Make sure that when you are creating social media content strategies, everything needs to be aligned to a business goal. Bridge the gap between the business goal side of it, and the social side of it.
People are going to go check out your social media when they hear your brand name, before they even go to your website in some cases. So make sure that you have a solid programme in place there and resources to support the ongoing life of your content.
When you're building a brand and you're building a business, the first problem you need to solve is steady, consistent, sustainable sales.
What you should be expecting for growth depends on what you are investing. Find that niche and produce content for that, keep going with it, don't zig zag and wonder why nothing is working for you.
Finding other organisations or folks who share your top target audience is an awesome way to grow. As a small brand, you don't need to go to someone who has 100,000 followers. If you have 1000 followers, and you can partner with someone else who has 1000 to 2500 followers, that's that should be percentage wise, a pretty decent boost.
How do you create a content strategy for social media?
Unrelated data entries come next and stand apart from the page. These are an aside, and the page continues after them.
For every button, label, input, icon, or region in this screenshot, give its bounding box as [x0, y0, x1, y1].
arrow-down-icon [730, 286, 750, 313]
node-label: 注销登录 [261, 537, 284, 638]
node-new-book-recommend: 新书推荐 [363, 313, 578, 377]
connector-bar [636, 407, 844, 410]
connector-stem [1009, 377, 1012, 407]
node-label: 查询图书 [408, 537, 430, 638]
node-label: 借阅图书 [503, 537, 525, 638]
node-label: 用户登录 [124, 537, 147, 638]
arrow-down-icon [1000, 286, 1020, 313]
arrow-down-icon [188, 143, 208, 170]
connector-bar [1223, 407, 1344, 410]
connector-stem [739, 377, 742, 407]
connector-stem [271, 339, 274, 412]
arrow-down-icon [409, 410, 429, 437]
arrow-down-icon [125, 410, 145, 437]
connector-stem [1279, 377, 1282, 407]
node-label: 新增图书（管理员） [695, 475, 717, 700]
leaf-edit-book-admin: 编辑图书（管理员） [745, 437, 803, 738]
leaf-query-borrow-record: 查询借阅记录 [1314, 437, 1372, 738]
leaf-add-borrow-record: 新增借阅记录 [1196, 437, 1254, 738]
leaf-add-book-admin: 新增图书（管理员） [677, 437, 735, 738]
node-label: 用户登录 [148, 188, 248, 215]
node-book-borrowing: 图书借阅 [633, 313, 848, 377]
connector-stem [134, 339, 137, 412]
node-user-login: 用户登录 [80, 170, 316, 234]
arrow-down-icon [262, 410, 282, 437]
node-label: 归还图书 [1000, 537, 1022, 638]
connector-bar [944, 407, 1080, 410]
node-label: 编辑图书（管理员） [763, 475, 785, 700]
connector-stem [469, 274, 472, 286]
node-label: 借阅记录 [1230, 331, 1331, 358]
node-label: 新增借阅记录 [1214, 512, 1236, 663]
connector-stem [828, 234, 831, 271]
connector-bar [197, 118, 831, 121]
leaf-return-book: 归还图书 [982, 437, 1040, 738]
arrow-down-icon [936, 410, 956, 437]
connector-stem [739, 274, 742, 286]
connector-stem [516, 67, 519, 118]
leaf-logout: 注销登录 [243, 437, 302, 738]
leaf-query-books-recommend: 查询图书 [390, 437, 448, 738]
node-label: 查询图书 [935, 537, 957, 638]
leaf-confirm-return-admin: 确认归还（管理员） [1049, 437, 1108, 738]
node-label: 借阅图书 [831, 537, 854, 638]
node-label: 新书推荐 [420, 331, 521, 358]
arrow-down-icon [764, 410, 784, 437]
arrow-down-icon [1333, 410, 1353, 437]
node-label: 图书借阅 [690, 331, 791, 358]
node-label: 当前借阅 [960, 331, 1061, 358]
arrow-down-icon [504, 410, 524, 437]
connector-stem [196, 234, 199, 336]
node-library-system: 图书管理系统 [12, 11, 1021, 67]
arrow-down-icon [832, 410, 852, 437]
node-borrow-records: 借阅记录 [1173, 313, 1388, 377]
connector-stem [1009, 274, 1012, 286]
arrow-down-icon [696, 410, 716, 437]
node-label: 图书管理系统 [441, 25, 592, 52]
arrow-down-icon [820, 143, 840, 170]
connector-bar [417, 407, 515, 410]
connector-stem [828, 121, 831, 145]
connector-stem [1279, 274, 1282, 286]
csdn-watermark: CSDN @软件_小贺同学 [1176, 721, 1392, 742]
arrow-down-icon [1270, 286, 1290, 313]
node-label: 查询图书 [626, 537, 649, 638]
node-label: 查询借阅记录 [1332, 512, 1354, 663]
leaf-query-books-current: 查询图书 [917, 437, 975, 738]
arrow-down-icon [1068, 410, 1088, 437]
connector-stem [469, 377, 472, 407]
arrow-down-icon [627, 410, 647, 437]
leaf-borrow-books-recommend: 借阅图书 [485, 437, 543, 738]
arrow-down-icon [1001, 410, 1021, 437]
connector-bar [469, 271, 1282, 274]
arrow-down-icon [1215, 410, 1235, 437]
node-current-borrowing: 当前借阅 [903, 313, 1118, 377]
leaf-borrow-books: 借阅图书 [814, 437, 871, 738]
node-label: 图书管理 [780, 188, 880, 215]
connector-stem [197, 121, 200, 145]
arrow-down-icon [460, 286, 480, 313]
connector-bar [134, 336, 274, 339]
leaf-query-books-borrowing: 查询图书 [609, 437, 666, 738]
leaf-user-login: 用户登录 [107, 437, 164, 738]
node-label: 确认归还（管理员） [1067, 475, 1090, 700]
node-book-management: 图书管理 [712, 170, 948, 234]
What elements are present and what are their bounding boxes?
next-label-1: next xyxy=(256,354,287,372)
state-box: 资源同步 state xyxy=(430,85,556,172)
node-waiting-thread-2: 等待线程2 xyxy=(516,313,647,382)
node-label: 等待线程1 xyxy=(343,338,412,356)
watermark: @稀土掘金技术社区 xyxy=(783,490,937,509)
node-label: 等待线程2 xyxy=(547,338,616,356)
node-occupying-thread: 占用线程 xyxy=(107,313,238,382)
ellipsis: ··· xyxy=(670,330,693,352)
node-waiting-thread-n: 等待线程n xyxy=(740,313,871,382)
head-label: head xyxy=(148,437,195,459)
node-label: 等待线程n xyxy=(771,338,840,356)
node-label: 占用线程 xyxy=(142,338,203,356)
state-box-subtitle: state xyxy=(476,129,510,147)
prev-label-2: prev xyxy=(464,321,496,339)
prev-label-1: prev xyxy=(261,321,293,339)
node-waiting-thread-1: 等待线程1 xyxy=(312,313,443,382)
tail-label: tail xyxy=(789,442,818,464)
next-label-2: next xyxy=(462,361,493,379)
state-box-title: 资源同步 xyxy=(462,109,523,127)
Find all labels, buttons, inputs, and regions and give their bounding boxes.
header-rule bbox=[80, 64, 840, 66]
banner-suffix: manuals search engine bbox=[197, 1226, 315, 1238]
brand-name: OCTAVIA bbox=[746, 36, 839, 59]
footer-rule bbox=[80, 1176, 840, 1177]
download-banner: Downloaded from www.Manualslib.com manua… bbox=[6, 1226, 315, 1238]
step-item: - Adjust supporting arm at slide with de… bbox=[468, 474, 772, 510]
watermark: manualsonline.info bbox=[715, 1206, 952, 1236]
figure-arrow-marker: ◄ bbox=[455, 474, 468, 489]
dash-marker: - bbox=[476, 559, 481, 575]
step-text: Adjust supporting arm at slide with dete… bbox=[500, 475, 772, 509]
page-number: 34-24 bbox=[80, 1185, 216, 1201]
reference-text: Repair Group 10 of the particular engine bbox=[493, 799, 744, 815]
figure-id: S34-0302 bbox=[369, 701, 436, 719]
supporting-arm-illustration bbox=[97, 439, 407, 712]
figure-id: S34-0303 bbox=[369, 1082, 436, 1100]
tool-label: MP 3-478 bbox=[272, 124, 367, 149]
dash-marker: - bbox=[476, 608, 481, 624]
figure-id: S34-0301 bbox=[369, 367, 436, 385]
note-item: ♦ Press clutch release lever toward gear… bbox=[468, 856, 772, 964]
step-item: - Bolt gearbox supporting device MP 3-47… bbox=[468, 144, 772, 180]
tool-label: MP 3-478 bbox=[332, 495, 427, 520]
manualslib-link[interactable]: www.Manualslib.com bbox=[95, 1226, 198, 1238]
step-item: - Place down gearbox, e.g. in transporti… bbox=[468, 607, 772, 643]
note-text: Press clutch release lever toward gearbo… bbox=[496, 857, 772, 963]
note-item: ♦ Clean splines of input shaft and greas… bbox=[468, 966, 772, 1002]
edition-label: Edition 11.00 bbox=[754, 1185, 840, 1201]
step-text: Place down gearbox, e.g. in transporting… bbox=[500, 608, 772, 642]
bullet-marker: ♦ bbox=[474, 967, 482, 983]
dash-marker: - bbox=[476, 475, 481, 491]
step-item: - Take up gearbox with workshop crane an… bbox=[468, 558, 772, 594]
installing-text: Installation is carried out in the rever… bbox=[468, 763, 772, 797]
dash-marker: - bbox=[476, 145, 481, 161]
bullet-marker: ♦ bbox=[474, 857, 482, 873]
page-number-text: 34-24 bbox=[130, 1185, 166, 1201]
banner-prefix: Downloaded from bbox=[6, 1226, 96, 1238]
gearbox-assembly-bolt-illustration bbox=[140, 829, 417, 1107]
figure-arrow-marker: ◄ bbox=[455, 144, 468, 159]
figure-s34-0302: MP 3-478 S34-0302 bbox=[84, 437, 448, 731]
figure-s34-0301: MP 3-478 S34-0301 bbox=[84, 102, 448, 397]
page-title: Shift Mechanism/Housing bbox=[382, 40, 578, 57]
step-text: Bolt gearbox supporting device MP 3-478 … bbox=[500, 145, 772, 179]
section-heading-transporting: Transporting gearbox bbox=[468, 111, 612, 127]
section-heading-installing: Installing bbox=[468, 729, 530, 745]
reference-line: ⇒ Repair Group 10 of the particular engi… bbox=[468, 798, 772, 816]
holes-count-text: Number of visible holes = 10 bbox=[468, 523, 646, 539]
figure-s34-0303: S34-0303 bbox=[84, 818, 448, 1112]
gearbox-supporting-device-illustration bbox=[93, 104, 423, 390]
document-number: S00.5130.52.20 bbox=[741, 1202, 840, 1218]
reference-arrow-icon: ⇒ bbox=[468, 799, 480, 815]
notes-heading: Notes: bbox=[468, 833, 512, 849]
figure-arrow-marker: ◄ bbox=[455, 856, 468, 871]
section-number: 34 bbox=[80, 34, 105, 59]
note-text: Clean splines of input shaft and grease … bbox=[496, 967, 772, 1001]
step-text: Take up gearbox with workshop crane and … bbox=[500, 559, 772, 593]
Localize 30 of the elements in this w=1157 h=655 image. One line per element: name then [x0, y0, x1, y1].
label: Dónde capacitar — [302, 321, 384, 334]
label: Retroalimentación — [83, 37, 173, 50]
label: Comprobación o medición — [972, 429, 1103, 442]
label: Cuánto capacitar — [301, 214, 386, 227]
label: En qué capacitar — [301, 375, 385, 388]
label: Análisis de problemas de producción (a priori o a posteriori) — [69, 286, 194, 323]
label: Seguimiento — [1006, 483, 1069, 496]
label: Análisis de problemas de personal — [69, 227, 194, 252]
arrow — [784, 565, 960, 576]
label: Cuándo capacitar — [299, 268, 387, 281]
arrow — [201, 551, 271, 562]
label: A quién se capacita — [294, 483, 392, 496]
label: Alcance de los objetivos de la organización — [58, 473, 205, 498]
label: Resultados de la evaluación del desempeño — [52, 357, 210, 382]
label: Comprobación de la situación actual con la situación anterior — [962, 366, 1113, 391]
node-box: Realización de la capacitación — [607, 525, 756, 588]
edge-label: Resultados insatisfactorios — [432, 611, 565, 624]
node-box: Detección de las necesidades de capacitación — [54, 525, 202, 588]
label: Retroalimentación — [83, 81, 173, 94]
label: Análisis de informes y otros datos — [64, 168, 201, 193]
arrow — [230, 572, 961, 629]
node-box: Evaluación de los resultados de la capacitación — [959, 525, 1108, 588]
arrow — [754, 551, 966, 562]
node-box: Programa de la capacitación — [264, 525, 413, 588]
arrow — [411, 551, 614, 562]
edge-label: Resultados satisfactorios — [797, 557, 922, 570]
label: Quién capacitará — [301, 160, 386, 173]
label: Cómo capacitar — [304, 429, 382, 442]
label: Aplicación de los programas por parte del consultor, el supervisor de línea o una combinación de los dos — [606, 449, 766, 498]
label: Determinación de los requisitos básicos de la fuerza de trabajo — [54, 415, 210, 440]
Your content strategy is conceived at the intersection of your target persona mindset, your unique value proposition and your competitive whitespace. So depending on what industry you're in, it could look really different. So the first thing we want to do is understand our target market through the lens of social media. What are they like? Are they someone who is on social media all the time? Are they a content creator in their own right? Are they constantly publishing? And they want to be a part of that? Are they a more passive scroller? Or are they a mom who scrolls through Instagram for five minutes, at the end of the day, when everybody's gone to bed just to decompress, and never shares anything? Or maybe they reshare content that resonates with them. We want to understand what they're looking for out of this platform, so that the way we show up, nurtures that and meets them there and immediately resonates with them.
The way we construct content strategies is through three pillars. One pillar is for brand growth, one pillar is for sales and one pillar is for loyalty.
If we're evaluating a pillar one post, we're evaluating things like reach, how far to get, were people tagging and sharing it. We're looking for engagements, like likes, comments and shares, because that's where we want for brand growth.
If we're looking at a pillar two post which is meant to drive sales, or at least consideration, we're looking for link clicks, we're looking for sales or an engagement. That means on this level we’re looking for saves, because maybe they're not ready to buy right now. But we know they're in a consideration phase.
Social media is number one for personifying your brand and bringing it to life, right. You can't do that if you sound corporate or vanilla, or like everybody else. Even if you have a really distinct personality, you will attract many different types of personalities. When you think about your friend group or people that you love in your life, right, you have a bunch of different personalities that you're drawn to. So what we really want to do is make sure that we are showing up with a distinct personality, a distinct point of view, so that we can occupy a space in our customers minds and really carve out like an emotional connection with them that feels like a person to person connection, not a corporate to person connection.
Everyone immediately thinks about Facebook and Instagram with social media marketing - What do we need to think about for Pinterest marketing?
Pinterest’s user base is significantly smaller than Instagram and Facebook. It operates more like a search engine. So your content has a really long shelf life. You know, you hear these stories and see these accounts of folks who have a pin from like five years ago that is still responsible for 90% of your website traffic or something like it's pretty amazing, but it just depends on what you're selling.